Speed tips for big suites and CI

As your suite grows, a few habits keep it quick.

Decision flow for choosing container scope

Practical tips:

  • Reuse images. Pin and cache your images on CI so Docker does not re-pull every run.
  • Run database tests in one collection. This keeps them on one container and avoids parallel clashes.
  • Seed the minimum. Insert only the rows a test needs, not a giant fixture for everything.
  • Group by dependency. Tests that need Redis go in a Redis collection; tests that need PostgreSQL go in a PostgreSQL collection. Do not start services a test does not use.
  • Make CI Docker-ready. Your CI runners must have a Docker engine. Without it, no container can start.

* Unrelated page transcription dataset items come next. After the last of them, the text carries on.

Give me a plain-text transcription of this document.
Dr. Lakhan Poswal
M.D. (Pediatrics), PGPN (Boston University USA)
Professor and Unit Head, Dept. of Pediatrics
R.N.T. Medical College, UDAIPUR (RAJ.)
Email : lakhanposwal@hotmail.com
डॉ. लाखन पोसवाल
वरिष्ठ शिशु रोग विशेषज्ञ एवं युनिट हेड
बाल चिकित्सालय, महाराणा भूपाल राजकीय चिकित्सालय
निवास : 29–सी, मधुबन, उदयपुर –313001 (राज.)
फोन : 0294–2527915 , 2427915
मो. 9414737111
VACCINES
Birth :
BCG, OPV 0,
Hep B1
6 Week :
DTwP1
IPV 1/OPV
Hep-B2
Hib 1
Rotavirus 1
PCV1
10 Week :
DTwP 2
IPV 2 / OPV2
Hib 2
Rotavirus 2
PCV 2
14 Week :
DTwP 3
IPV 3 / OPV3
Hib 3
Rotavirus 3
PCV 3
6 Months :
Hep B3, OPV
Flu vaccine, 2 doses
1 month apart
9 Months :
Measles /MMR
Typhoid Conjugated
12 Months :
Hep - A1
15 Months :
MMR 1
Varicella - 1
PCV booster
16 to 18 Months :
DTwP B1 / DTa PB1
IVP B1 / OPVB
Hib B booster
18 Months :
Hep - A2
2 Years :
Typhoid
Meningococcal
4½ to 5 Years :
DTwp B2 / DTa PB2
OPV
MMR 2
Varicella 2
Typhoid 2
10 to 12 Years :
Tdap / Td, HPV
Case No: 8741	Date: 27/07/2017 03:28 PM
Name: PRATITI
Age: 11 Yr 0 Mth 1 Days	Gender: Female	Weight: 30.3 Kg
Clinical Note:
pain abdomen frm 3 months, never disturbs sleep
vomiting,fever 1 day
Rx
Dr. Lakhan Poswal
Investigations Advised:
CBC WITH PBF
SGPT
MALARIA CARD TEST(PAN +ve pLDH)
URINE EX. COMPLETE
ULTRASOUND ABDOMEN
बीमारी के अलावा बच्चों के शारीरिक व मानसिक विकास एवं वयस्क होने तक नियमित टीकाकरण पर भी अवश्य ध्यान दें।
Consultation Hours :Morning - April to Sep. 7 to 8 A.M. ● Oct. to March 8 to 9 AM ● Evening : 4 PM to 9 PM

A note on related libraries: some popular .NET packages, including MediatR and MassTransit, moved to a commercial license for newer versions. This does not affect Testcontainers itself, which remains open source, but it is worth checking the license of every package you add to a test project so there are no surprises later.

A simple mental model

If you remember one thing, remember the food cart. A good test environment is fresh, real, and packed away cleanly afterwards. Testcontainers gives you exactly that: a real database, started fresh, torn down at the end, with random ports so nothing clashes.

Start with a shared container for speed. Add a reset step like Respawn for cleanliness. Wire it into WebApplicationFactory so your real app talks to the real database over real HTTP. That combination gives you tests you can actually trust.

Quick recap

  • Testcontainers runs real services like PostgreSQL in throwaway Docker containers during your tests.
  • A real database catches bugs that the EF Core in-memory provider hides, such as foreign-key and SQL issues.
  • Use IAsyncLifetime to start the container once and dispose it at the end.
  • Share one container across many classes with an xUnit collection fixture for speed.
  • Keep tests isolated by resetting data between them, often with Respawn.
  • Never hardcode ports. Read the random mapped port from GetConnectionString().
  • Pin image tags, leave the Resource Reaper on, and wait for true readiness.
  • Combine Testcontainers with WebApplicationFactory to test your real app end to end.
  • Make sure your CI runners have Docker before relying on container-based tests.